The programming strategy has also changed in the new landscape. Teams from power conferences are playing fewer regular-season games against non-power opponents, opting instead for high-profile matchups at neutral sites. Games between the two groups fell from 666 in 2023-24 to 616 this season.
Several mid-level coaches have said that top programs are increasingly targeting only teams in Quadrant 1 or Quadrant 4 of the NCAA NET rankings, while avoiding teams in the middle of the pack. Miami (Ohio) head coach Travis Steele said scheduling became much more difficult after his team won 25 games last season. “Everyone who took my calls years before, no one took those calls anymore,” Steele said on “The Field of 68” podcast. “I couldn't even get a refund [call]”.
Pauga, who in addition to his duties at Michigan State helps conferences with scheduling, acknowledges that some programs might be avoiding dangerous mid-majors, but says the system still rewards playing against quality opponents. The Spartans' non-conference schedule included a mix of heavyweights like Duke and Arkansas, along with a handful of schools currently in Quadrant 3, like Cornell and Toledo.

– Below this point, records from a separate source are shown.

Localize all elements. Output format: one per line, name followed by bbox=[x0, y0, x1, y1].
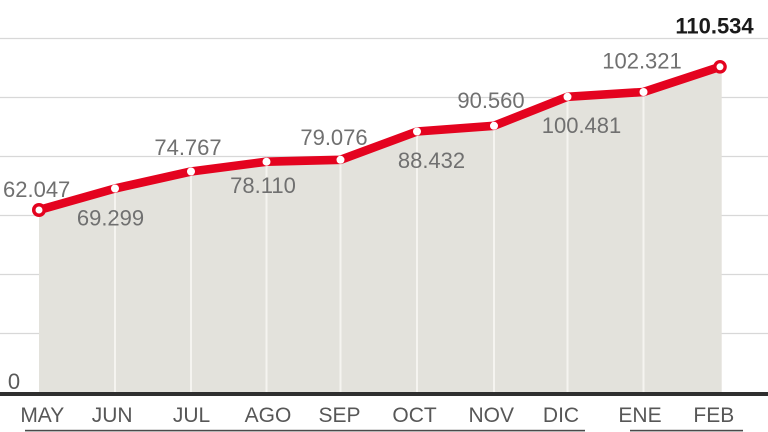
svg-text:DIC: DIC bbox=[543, 404, 579, 427]
svg-text:102.321: 102.321 bbox=[602, 49, 682, 74]
svg-text:JUL: JUL bbox=[173, 404, 210, 427]
svg-text:SEP: SEP bbox=[318, 404, 360, 427]
svg-text:ENE: ENE bbox=[618, 404, 661, 427]
svg-text:FEB: FEB bbox=[693, 404, 734, 427]
svg-text:62.047: 62.047 bbox=[3, 177, 70, 202]
svg-text:88.432: 88.432 bbox=[398, 148, 465, 173]
svg-text:JUN: JUN bbox=[92, 404, 133, 427]
svg-text:110.534: 110.534 bbox=[675, 14, 754, 39]
svg-text:OCT: OCT bbox=[392, 404, 437, 427]
svg-text:0: 0 bbox=[8, 369, 20, 394]
svg-text:MAY: MAY bbox=[20, 404, 64, 427]
svg-text:100.481: 100.481 bbox=[542, 113, 622, 138]
svg-text:78.110: 78.110 bbox=[230, 173, 296, 198]
svg-text:69.299: 69.299 bbox=[77, 206, 144, 231]
svg-text:NOV: NOV bbox=[468, 404, 514, 427]
svg-text:AGO: AGO bbox=[245, 404, 292, 427]
svg-text:74.767: 74.767 bbox=[154, 135, 221, 160]
svg-text:90.560: 90.560 bbox=[457, 88, 524, 113]
svg-text:79.076: 79.076 bbox=[300, 125, 367, 150]
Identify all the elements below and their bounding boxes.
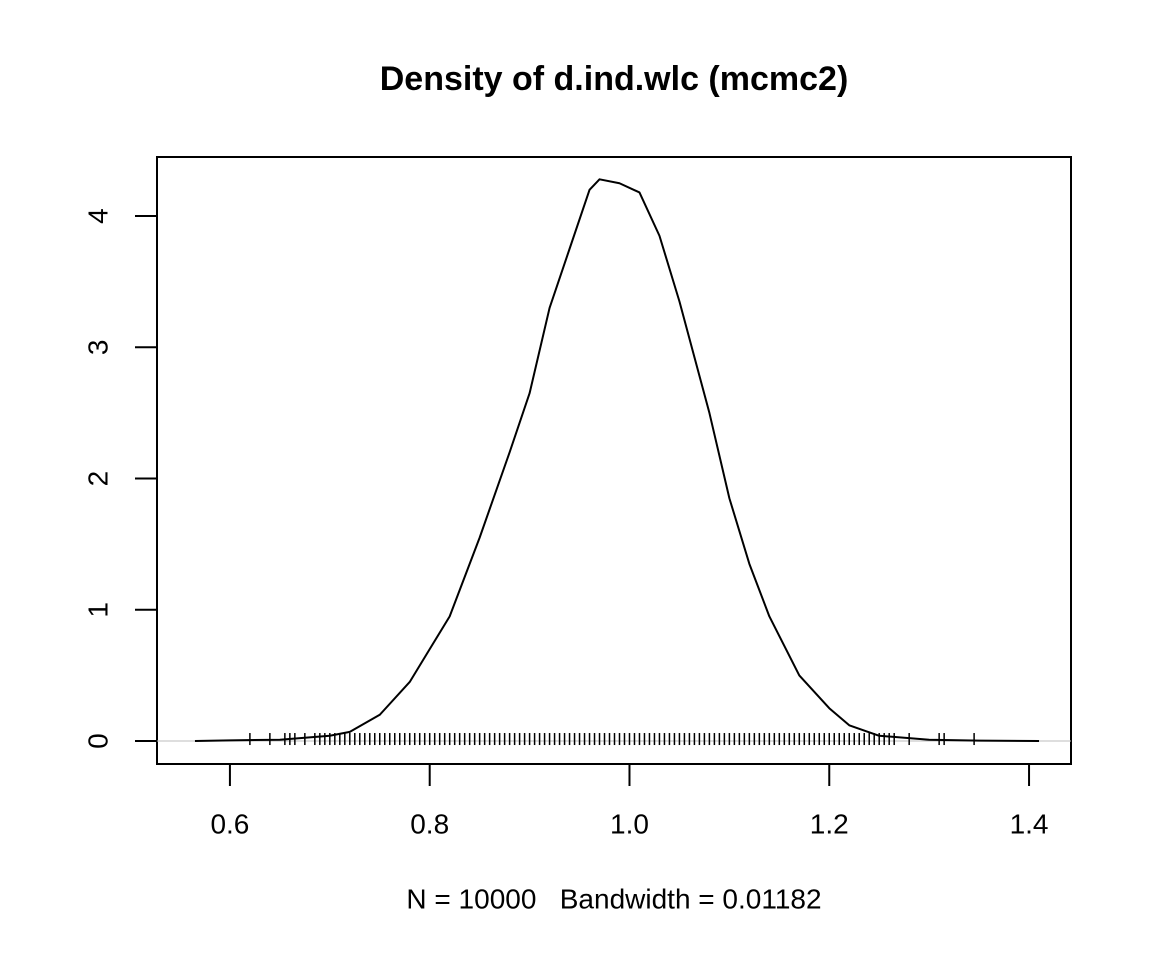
x-tick-label: 0.6: [210, 808, 249, 839]
density-curve: [194, 178, 1040, 743]
y-tick-label: 2: [82, 471, 113, 487]
y-tick-label: 4: [82, 208, 113, 224]
x-axis-label: N = 10000 Bandwidth = 0.01182: [406, 883, 821, 914]
y-tick-label: 1: [82, 602, 113, 618]
y-tick-label: 0: [82, 733, 113, 749]
y-tick-label: 3: [82, 340, 113, 356]
chart-title: Density of d.ind.wlc (mcmc2): [380, 60, 849, 98]
x-tick-label: 1.2: [810, 808, 849, 839]
x-tick-label: 1.4: [1010, 808, 1049, 839]
x-tick-label: 0.8: [410, 808, 449, 839]
x-tick-label: 1.0: [610, 808, 649, 839]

“This idea that you shouldn't play on good teams [from non-power conferences] “It's not accurate,” Pauga said. “Are there some schools in this sport that are avoiding teams? Certainly. But at the end of the day, the metrics reward you for beating good teams. You are rewarded for your performance relative to the quality of your opponent.”
College basketball data analyst Ken Pomeroy noticed another change: More games this season had much higher pregame win odds in their ratings. He says he believes the transfer portal has strengthened elite teams and widened the gap between the top and bottom of Division I.
“The best teams have higher ratings than ever,” Pomeroy told ESPN.
Betting markets reflect that wider gap. In the 2021-22 season, non-power conference teams were an average of 16.3 points underdogs against power conference opponents. This season, that number skyrocketed to 22.9 points.
The point differential in the NCAA Tournament has also increased, going from an average of 6.4 points in 2023 to 8.7 last season, a 10-year high. Higher spreads mean fewer expected surprises and higher margins of victory. This season, games were decided by an average of 15.1 points, a five-year high.
Pomeroy says he hopes the trend of fewer surprises continues, but he's not worried about the tournament losing its magic.
“Basketball at the top is better than ever,” he said. “People are going to miss the Cinderella races, and I don't think they're going to go away completely, but it's single-elimination basketball. It's incredible theater.”